L'idée générale est que, en principe, le contenu de la subordonnée n'est pas ce pour quoi on dit la phrase et qu'en ce sens il n'est pas le plus osuvent questionable. Mais nous avons vu qu'il y avait des exceptions qui avaient leur justification mais qui n'en sont pas moins des exceptions.
Par ailleurs il y a une autre piste que je trouve également assez intéressante mais difficile à présenter à des élèves de sixième et même peut-être de terminale.
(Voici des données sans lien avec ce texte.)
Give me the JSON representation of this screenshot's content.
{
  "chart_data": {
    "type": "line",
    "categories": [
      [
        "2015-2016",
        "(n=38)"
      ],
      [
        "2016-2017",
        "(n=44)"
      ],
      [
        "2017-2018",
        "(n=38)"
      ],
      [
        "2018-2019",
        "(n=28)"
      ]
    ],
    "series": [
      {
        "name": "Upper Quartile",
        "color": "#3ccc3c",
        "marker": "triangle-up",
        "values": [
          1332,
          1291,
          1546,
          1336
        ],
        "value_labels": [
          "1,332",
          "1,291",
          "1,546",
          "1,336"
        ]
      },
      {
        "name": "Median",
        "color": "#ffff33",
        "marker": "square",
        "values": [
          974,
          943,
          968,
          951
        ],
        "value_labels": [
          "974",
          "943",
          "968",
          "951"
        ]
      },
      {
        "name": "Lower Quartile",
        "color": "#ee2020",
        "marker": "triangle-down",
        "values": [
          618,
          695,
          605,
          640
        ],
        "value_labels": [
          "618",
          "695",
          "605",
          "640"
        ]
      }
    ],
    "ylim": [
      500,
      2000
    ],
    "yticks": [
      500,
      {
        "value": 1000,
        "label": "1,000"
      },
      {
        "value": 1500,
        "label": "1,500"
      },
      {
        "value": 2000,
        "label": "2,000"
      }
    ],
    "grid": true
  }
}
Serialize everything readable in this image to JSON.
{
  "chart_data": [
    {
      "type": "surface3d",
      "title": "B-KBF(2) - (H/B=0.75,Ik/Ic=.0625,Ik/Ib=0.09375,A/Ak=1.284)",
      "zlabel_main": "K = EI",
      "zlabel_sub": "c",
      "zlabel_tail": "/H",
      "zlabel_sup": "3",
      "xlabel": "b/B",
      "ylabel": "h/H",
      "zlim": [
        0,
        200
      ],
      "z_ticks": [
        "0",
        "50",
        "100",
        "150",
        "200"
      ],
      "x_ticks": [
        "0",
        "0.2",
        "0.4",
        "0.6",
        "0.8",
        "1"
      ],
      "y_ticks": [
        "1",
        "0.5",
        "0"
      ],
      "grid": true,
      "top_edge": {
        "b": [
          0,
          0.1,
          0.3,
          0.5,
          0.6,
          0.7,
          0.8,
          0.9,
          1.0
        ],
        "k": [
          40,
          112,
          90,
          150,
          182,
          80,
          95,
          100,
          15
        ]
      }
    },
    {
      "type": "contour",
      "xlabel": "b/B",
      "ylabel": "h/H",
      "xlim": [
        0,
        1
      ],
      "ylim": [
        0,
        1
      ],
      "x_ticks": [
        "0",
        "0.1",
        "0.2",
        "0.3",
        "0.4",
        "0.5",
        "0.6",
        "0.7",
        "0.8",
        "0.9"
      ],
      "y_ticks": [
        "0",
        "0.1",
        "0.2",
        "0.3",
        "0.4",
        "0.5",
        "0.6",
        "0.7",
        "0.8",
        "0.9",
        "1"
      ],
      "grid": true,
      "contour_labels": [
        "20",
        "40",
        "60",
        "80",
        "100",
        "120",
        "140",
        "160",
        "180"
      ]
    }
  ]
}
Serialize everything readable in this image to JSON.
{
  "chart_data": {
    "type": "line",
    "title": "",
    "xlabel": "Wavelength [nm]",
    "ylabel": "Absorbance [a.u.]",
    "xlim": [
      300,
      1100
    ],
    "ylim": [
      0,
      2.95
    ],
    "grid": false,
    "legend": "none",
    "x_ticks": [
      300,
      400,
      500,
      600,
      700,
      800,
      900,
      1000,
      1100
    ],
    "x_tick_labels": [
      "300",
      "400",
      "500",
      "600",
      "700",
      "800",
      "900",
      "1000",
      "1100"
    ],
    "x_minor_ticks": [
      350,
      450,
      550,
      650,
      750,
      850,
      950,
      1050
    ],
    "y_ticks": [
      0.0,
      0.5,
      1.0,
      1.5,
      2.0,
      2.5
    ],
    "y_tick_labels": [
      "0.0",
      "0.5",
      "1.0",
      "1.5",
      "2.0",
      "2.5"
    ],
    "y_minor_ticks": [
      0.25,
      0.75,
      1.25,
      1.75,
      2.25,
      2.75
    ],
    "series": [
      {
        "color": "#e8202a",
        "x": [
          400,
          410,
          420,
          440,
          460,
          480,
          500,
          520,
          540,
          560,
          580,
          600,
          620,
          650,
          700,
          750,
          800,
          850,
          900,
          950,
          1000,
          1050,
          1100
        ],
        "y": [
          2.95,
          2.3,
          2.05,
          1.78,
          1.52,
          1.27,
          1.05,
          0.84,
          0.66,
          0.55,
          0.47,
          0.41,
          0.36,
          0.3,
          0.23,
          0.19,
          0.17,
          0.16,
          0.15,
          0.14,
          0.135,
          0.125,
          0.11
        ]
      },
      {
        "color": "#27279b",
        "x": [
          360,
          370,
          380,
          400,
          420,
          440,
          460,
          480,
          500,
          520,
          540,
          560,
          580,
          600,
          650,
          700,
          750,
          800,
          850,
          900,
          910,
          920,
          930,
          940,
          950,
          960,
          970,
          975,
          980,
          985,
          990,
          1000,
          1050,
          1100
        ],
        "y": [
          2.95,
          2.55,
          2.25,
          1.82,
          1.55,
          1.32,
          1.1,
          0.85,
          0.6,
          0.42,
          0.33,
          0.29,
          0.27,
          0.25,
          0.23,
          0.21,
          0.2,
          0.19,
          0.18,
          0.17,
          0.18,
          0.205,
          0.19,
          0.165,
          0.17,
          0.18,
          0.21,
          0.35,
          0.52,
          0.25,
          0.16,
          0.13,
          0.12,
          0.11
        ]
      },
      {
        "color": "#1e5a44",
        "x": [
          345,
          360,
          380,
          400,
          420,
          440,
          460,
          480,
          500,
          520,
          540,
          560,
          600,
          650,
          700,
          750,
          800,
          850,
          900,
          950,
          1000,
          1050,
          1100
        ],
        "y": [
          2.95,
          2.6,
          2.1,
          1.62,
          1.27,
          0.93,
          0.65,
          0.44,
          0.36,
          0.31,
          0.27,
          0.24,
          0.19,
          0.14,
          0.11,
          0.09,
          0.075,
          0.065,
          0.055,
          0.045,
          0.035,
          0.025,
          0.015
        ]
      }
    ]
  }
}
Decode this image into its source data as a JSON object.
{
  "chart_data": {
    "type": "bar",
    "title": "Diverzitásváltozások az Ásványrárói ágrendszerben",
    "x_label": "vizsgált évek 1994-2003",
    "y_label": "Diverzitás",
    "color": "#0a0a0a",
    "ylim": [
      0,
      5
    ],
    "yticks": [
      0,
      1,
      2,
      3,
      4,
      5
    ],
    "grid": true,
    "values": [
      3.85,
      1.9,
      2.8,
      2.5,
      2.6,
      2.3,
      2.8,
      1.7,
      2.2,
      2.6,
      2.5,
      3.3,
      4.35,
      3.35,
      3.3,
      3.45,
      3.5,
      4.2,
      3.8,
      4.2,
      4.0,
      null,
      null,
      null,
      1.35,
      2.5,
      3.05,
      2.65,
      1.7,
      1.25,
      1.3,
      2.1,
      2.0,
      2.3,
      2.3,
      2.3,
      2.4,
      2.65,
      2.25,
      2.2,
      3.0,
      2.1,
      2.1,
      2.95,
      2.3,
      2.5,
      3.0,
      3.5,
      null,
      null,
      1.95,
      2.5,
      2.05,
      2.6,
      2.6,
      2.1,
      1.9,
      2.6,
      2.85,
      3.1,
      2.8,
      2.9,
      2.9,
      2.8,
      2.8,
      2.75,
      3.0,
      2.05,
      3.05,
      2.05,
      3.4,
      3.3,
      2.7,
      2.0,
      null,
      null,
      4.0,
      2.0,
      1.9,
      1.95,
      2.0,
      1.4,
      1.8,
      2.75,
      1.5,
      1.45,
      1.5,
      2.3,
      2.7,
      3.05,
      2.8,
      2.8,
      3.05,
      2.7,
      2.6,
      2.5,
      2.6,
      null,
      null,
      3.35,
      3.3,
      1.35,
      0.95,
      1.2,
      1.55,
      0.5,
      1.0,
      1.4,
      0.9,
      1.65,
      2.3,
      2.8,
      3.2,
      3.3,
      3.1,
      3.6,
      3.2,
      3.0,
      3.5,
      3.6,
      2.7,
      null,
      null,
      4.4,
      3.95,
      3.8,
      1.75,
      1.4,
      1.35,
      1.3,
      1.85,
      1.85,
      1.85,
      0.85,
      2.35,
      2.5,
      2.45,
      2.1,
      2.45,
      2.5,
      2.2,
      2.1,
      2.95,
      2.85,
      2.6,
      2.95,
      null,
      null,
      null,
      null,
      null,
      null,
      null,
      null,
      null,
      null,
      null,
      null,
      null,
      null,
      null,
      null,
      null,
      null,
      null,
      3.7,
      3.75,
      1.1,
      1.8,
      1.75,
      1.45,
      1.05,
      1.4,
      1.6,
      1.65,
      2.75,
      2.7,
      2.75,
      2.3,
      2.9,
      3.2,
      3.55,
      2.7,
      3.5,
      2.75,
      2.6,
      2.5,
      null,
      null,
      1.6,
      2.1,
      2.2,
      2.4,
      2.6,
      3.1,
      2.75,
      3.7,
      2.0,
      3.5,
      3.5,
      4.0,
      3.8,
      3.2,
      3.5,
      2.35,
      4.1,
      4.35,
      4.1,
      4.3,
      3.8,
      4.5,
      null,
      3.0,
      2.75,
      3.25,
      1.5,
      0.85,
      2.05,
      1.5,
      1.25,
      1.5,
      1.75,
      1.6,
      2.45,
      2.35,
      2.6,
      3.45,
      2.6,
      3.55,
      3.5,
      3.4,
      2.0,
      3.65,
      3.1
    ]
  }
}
L'idée est que la subordination n'est pas un phénomène unifié opposé en bloc à la coordination mais qu'en fait on a affaire à des phénomènes apparentés mais distincts. Les subordonnées, qui ne sont pas caractéristiques du langage de l'enfant et même souvent de l'adolescent selon les observations de psycholinguistes supposent qu'une même personne, le locuteur construise en un seul tour de parole ce qui en principe se construit sur deux tours de paroles du type question-réponse. Mais cela concerne les circonstancielles et, dans une mesure moins les relatives, celles-ci servant plutôt à apporter une information de second plan pour identifier un objet ou une personne etc. dans le monde. En revanche les complétives ne peuvent pas être analysées ainsi car elles ne supposent une fusion de deux informations qui pourrait être données sur deux tours mais plutôt une situation du monde et une relation ou attitude à son sujet, c'est ce que le linguiste Charles Bally distinguait en parlant de modus et de dictum. Par ailleurs à la différence des autres elles se rencontre très tôt et sont utilisés dans tous les registres de langues et, semble-t-il dans toutes les langues. La coordination, elle, suppose des mécanismes très différents avec deux informations de même niveau. Je n'ai pas le temps ici de développer mais je suis prêt à reprendre la discussion si quelqu'un est intéressé.
Toutefois je répète que d'un point de vue pédagogique c'est difficile à exploiter. mais je continue à penser qu'uen explication par le sens où la fonction est préférable et plus stimulante pour des élèves qu'une série de tests qui ne nous disent pas d'où cela vient car si ces test fonctionnent (ou ne fonctionnent pas d'ailleurs) c'est parce qu'il révèle des mécanismes plus profonds
Bonjour,
Prière de me préciser la nature des propositions constituant cette phrase qui, je l'avoue, est relativement longue :
* Ah! si Lydie avait pu voir son implacable belle-mère s'approcher de la personne et lui demander tout doucement : " Vous n'etes pas du pays? " quelle stupéfaction pour elle et quelle espérance.
Je crois qu'il s'agit d'une proposition principale et de trois propositions subordonnées, deux d'entre elles sont coordonnées.